Yes and yes, since you you apparently aren't capable of reading for yourself

-edit- I decided I didn't like the tenor of the comments I made. This tone serves nothing but to degrade the quality of online discourse so I will say this:

I don't personally have the technical chops to verify the claims that Kagi is making. And no one should blindly trust the statements of faceless companies. For me personally, the claims, discussion in the linked hacker news post, and the direction of Kagi's economic incentives are enough to satisfy me personally. Nothing says that someone else must be satisfied by that level of evidence, which is definitely not proof positive. However, I also very strongly believe that the level of paranoia that it takes to decide that all of that is not enough would also 100% disbar one from using google, even without an account. I do not think that one can honestly say that, with the evidence we have on hand, that Kagi is less privacy protecting that google. They may not be privacy protecting enough, whatever standard that is for someone, but they are absolutely doing more than google.

2 hours agoMostlyStable

Great, Can I host it? A memory injection server side exploit can leak/track/ID any person of interest. This is Signal server way all over again. If I can host it, AND the payments in something like monero for the server that aggregates the queries, we have the foundation of privacy, not perfect as there are a lot of other stuff to go through, but good starting point.

2 hours agotamimio

So you think being logged out of Google will keep you more anonymous than this Kagi Privacy Pass setup?

40 minutes agothallium205

They don’t store search history linked to accounts. Logs are only retained for 7-90 days[0].

You can pay anonymously[1]. You can also authenticate anonymously, as someone else already mentioned.

Meanwhile Google retains everything forever and does everything in their power to track everything you do across the web and tie it back to you, logged in or not. This is their entire business model.

[0] https://help.kagi.com/kagi/faq/faq.html#why-trust

[1] https://blog.kagi.com/accepting-paypal-bitcoin

41 minutes agoal_borland

So make a new account every once in a while if you are that paranoid. The whole value proposition of kagi is that it moves you from being the product(eyeballs for ads) to the customer of a product(search results) This flips the incentive of the search provider from abusing you to serving you. Hard to say if it actually will work. But I applaud kagi for trying.

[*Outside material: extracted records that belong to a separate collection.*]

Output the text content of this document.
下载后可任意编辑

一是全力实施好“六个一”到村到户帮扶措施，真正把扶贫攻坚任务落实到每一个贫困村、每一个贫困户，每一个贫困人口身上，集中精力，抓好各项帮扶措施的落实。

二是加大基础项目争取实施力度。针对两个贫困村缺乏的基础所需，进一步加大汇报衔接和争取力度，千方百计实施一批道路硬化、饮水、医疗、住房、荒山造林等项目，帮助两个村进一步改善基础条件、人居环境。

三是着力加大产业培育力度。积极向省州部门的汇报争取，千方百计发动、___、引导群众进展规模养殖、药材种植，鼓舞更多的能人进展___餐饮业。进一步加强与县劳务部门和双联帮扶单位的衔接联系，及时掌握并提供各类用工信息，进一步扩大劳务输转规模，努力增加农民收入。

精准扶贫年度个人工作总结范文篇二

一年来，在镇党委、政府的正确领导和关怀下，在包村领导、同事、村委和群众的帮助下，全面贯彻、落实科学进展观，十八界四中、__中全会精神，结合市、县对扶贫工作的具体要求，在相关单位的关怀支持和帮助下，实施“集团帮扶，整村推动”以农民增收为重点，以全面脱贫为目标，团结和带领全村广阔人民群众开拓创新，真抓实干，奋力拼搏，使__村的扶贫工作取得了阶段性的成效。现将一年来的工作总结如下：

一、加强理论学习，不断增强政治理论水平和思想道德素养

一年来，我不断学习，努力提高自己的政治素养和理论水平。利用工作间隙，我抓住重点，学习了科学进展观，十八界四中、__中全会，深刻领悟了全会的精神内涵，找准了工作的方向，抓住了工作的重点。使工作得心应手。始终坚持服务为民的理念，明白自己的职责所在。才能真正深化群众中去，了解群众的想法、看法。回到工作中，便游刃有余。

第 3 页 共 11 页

And it is not like you marry kagi and once you sign up you can never use another search engine again.

an hour agosomat

You must be joking. Google ties all of your searches to you wether you log in or not.

3 hours agoSkunkleton

I’m certainly not joking. Google when it started it wasn’t as evil as now, but the bigger it gets the more evil it becomes, who knows what kagi will turn into if they got as big as google. But again on principle, can you use google search in the library without an account? Yes. Can you use kagi in the library without an account? No. So whenever and whatever you do, your queries are logged and tracked back to you, only waiting for xyz to be pulled out.

2 hours agotamimio

Let me get this straight. Your privacy plan is to alternate library computers while searching logged off Google? I'm impressed with your dedication.

30 minutes agosaint11

Google still lets you do some things without logging in but that doesn’t mean that they don’t build profiles or try to link them with other activity sources. Most of their revenue comes from advertisers paying for targeting.